Identify Business and Technical Risks

Business risks directly threaten one or more of a customer's business goals. The identification of such risks helps to clarify and quantify the possibility that certain events will directly impact business goals. Business risks have impacts that include direct financial loss, damage to brand or reputation, violation of customer or regulatory constraints, exposure to liability, and increase in development costs. The severity of a business risk should be expressed in terms of financial or project management metrics. These include, but are not limited to, market share (%), direct cost, level of productivity, and cost of rework.

Business risk identification helps to define and steer use of particular technical methods for extracting, measuring, and mitigating software risk given various software artifacts. The identification of business risks provides a necessary foundation that allows software risk (especially impact) to be quantified and described in business terms.

The key to making risk management work for business lies in tying technical risks to business context in a meaningful way. The ability to identify and deeply understand risks is thus essential. Uncovering and recognizing technical risks is a high-expertise undertaking that usually requires years of experience.

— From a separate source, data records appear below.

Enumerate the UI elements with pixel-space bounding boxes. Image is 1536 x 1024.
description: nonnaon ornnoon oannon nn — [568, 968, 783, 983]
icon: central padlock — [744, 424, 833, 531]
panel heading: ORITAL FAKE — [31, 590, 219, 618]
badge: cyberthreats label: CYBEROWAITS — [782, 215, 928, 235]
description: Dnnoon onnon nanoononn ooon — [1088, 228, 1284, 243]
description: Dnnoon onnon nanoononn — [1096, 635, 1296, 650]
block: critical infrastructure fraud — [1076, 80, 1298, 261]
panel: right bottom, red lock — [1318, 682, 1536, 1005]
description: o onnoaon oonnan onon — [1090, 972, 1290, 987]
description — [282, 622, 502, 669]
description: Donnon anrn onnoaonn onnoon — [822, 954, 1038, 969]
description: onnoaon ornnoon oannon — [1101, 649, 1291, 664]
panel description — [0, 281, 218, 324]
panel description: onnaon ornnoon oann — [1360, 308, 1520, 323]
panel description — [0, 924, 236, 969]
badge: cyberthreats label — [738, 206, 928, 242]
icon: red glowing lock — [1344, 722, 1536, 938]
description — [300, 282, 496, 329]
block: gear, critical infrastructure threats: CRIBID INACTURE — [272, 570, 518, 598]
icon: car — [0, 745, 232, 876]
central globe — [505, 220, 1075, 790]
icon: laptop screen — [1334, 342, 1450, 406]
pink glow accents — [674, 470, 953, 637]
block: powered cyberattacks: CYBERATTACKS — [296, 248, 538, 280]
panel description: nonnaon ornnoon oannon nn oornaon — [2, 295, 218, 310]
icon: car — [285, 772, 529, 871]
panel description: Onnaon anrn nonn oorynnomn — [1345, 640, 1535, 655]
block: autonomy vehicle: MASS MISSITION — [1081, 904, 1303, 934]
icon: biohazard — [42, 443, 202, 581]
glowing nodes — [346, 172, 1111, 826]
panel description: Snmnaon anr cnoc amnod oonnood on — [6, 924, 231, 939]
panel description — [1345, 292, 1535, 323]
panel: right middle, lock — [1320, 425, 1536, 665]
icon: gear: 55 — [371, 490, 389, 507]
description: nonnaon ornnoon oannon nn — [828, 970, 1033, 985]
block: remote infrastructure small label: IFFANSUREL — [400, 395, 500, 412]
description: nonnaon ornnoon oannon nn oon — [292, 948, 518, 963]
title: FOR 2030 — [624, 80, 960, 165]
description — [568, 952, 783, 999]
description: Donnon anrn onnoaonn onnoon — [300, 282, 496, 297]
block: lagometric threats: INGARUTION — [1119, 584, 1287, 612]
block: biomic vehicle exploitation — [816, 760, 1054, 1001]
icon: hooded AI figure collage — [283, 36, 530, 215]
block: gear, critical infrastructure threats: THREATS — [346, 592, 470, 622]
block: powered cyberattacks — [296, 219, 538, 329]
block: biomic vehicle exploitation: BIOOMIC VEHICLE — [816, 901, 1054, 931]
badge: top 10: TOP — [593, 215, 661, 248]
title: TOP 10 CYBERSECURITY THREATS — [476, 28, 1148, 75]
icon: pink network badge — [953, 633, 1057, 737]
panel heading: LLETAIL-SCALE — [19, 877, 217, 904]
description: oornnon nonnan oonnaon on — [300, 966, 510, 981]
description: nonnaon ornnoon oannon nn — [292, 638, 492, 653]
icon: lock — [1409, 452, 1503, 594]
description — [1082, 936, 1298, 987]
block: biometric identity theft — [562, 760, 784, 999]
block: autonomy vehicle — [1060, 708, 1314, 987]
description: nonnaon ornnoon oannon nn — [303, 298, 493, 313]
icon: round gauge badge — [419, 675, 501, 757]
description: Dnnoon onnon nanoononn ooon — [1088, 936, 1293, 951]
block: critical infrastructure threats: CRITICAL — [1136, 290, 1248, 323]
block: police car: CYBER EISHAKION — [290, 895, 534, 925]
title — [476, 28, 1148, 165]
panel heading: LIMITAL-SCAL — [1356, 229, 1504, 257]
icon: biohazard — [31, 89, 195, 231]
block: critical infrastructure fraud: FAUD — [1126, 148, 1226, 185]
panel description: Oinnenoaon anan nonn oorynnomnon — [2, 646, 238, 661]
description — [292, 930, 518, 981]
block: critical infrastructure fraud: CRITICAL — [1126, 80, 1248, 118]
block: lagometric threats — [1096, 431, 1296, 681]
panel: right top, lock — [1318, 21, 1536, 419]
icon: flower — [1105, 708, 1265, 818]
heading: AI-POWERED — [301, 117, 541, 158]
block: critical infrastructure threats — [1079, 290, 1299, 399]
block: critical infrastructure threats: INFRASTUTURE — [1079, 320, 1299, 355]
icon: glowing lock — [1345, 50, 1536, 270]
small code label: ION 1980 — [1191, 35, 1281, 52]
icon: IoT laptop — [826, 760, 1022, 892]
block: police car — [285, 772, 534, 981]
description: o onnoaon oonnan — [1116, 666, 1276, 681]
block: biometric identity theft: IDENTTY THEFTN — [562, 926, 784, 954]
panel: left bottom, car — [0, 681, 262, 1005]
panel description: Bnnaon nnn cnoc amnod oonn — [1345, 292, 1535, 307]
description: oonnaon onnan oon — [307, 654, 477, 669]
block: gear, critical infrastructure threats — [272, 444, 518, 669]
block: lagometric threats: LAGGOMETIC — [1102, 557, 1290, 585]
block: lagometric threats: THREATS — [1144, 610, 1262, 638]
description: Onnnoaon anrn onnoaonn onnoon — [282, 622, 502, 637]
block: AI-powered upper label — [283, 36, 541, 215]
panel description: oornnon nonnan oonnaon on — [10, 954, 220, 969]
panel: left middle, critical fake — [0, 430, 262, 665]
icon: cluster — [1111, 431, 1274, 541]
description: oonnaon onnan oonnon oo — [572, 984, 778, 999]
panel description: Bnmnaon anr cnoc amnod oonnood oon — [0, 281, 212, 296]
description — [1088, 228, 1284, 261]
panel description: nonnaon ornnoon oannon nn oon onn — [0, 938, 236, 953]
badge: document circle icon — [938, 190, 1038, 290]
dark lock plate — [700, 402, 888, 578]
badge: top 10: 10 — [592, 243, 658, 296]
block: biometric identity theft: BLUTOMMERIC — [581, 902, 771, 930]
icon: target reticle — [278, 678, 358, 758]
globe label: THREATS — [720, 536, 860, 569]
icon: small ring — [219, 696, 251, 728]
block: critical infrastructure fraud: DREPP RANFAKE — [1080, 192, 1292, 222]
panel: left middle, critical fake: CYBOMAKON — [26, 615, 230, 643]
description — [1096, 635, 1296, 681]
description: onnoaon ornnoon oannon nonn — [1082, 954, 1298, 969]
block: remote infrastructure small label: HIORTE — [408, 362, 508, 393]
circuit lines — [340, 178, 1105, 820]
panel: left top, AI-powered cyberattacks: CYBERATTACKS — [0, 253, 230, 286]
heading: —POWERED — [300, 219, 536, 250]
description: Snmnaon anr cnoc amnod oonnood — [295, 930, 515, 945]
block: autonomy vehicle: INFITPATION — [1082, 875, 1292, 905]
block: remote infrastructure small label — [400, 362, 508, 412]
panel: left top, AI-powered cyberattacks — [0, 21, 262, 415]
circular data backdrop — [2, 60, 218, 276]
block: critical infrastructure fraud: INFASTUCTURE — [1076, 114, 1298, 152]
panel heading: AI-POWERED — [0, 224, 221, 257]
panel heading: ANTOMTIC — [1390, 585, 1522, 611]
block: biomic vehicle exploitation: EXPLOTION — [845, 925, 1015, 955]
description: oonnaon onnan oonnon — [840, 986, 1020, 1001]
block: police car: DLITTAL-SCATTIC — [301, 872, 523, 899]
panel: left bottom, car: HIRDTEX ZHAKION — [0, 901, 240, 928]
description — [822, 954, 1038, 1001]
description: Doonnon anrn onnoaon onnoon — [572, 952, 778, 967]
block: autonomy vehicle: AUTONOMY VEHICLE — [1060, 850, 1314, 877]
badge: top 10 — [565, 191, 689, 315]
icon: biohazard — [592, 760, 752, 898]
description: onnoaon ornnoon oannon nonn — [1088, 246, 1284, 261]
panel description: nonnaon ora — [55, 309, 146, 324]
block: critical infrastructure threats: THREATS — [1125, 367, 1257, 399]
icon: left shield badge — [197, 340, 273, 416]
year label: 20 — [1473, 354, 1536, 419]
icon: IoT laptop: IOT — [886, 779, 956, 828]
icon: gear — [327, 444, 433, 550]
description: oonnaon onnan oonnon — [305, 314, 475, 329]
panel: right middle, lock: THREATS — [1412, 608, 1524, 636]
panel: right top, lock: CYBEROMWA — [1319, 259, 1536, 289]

Central to this stage of the RMF is the ability to discover and describe technical risks and map them (through business risks) to business goals. A technical risk is a situation that runs counter to the planned design or implementation of the system under consideration. For example, a technical risk may give rise to the system behaving in an unexpected way, violating its own design strictures, or failing to perform as required. Technical risks can also be related to the process of building software. The process an organization follows may offer too many opportunities for mistakes in design or implementation. Technical risks involve impacts such as unexpected system crashes, avoidance of controls (audit or otherwise), unauthorized data modification or disclosure, and needless rework of artifacts during development.

Technical risk identification is supported by the software security best practices described on this portal, especially those best practices that involve artifact analysis.